Sungenis himself appears in the trailer to offer some of his conspiracy theory.
'You can go on some websites of NASA to see that they've started to take down stuff that might hint to a geocentric universe,' he tells the audience.
Sungenis, who was born into a Catholic family but became a Protestant before returning to the Catholic Church in 1992, was taken seriously in mainstream Catholic circles for many years, even producing two religious series for EWTN, a Catholic television station. That ended in 2002, when Sungenis published a 33,000-word, anti-Semitic attack on a joint statement by the National Council of Synagogues and the Bishops' Committee for Ecumenical and Interreligious Affairs that criticized the Catholic Church's history of attempting to convert Jews.

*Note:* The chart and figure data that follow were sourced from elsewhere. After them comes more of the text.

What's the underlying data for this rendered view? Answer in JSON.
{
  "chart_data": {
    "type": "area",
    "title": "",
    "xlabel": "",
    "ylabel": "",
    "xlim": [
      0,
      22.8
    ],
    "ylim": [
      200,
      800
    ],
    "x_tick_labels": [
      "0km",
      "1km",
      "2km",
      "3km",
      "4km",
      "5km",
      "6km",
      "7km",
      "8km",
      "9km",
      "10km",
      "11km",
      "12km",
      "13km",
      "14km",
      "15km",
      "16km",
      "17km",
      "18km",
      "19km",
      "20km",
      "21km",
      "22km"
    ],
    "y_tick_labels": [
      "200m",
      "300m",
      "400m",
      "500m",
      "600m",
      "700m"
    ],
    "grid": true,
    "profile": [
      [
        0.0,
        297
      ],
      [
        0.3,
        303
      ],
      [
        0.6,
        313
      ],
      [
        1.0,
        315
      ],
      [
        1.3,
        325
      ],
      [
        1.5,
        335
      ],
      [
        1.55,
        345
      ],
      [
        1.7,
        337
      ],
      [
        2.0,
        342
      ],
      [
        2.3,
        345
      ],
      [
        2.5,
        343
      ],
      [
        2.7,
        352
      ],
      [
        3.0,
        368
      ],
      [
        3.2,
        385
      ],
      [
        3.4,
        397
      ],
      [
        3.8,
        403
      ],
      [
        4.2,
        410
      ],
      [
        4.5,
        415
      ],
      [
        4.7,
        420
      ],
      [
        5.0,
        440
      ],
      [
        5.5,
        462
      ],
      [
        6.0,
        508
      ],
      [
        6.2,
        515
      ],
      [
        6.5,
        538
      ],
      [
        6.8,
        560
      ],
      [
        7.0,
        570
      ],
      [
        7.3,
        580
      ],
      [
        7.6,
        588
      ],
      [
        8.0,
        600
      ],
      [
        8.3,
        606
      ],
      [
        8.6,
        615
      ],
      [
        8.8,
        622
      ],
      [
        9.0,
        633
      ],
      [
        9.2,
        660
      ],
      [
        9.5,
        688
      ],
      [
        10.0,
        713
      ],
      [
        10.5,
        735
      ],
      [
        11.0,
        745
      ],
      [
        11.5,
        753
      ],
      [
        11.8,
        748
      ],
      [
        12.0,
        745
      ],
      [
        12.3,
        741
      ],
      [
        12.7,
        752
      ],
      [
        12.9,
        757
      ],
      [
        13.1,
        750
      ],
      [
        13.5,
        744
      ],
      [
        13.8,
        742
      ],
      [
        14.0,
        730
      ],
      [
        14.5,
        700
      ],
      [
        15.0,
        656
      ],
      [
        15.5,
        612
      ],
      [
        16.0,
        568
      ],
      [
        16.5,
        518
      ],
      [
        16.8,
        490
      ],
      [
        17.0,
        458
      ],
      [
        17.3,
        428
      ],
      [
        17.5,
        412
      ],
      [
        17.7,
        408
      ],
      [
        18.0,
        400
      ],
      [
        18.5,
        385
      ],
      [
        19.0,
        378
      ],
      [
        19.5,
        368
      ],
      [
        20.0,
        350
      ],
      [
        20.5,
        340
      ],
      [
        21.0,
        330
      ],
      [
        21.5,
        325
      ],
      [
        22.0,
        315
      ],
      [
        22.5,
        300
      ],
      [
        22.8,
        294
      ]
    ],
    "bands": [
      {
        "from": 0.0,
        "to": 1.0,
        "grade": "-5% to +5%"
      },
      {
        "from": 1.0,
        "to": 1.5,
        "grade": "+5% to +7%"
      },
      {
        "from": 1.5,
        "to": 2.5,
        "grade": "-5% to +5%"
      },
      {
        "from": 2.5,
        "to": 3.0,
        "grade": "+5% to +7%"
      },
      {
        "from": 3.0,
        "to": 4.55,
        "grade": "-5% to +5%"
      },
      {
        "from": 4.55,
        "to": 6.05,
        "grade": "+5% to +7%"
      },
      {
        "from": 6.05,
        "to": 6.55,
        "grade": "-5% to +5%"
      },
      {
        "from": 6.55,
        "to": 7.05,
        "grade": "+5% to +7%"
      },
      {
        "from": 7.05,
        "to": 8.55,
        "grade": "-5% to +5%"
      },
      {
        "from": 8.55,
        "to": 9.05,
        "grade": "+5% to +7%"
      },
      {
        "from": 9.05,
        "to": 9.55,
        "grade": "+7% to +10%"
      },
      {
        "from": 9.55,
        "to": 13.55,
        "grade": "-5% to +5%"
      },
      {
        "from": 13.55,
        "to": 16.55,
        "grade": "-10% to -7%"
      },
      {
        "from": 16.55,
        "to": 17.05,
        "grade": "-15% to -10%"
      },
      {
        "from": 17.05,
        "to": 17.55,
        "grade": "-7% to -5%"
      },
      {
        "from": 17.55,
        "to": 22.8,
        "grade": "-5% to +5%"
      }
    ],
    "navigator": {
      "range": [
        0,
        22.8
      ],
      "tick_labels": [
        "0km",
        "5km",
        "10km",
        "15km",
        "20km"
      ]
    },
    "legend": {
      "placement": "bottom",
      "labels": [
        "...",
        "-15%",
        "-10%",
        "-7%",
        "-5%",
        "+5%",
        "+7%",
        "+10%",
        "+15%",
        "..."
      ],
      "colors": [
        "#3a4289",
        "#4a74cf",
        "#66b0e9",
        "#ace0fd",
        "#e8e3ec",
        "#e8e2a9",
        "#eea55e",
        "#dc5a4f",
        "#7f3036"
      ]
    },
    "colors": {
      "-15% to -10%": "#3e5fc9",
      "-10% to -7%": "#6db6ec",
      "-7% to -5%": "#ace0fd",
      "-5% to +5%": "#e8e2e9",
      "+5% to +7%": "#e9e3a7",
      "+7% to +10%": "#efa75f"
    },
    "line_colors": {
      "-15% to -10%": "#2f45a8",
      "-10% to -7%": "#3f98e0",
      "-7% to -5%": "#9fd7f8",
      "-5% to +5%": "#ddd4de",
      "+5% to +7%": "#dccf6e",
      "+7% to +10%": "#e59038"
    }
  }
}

The article repeated a series of ancient anti-Semitic canards, relied on anti-Semites like Father Denis Fahey as authorities, and even praised Fahey and Father Charles Coughlin (the viciously anti-Semitic "radio priest" of the 1930s) as "dedicated Catholic priests who lived impeccable lives and defended Holy Mother Church from every sort of Satanic deception." As a result, EWTN pulled Sungenis' TV series and removed all mention of him from its Web site; in a similar way, Envoy magazine also removed Sungenis from its website. Since then, Sungenis has gone even further into anti-Semitic conspiracy-mongering, frequently reminding people that the 1911 edition of the Catholic Encyclopedia "predicts the anti-Christ will come from Jewry."As career moves go, this is not a good one for Ms. Mulgrew, who should know better than to get mixed up with these people.
P.S. Ordinarily I would not touch things that come from the Southern Poverty Law Center, since they are rabidly partisan, sensationalistic, and lean far to the left of MSNBC. Insomuch as I can tell, they have gotten their fact right here but I have not dug deep.
Jim - I don't fully understand it, but there was a streak of anti-Semitism that still ran pretty deep in some Catholics in the last century (probably is still present here and there, as these things tend to do.) Even Chesterton had some of it.
ReplyDeleteA later example was Joseph Sobran who used to write for National Review. He revealed some serious anti-Semitism in some essays, and when he wouldn't back off it, Buckley fired him. It was sad. I had heard Sobran say something I will never forget in a lecture in Dallas. "The ad hominem argument is the profoundest argument of all. It is God's argument." It's true, we just have to remember that we don't get to use it.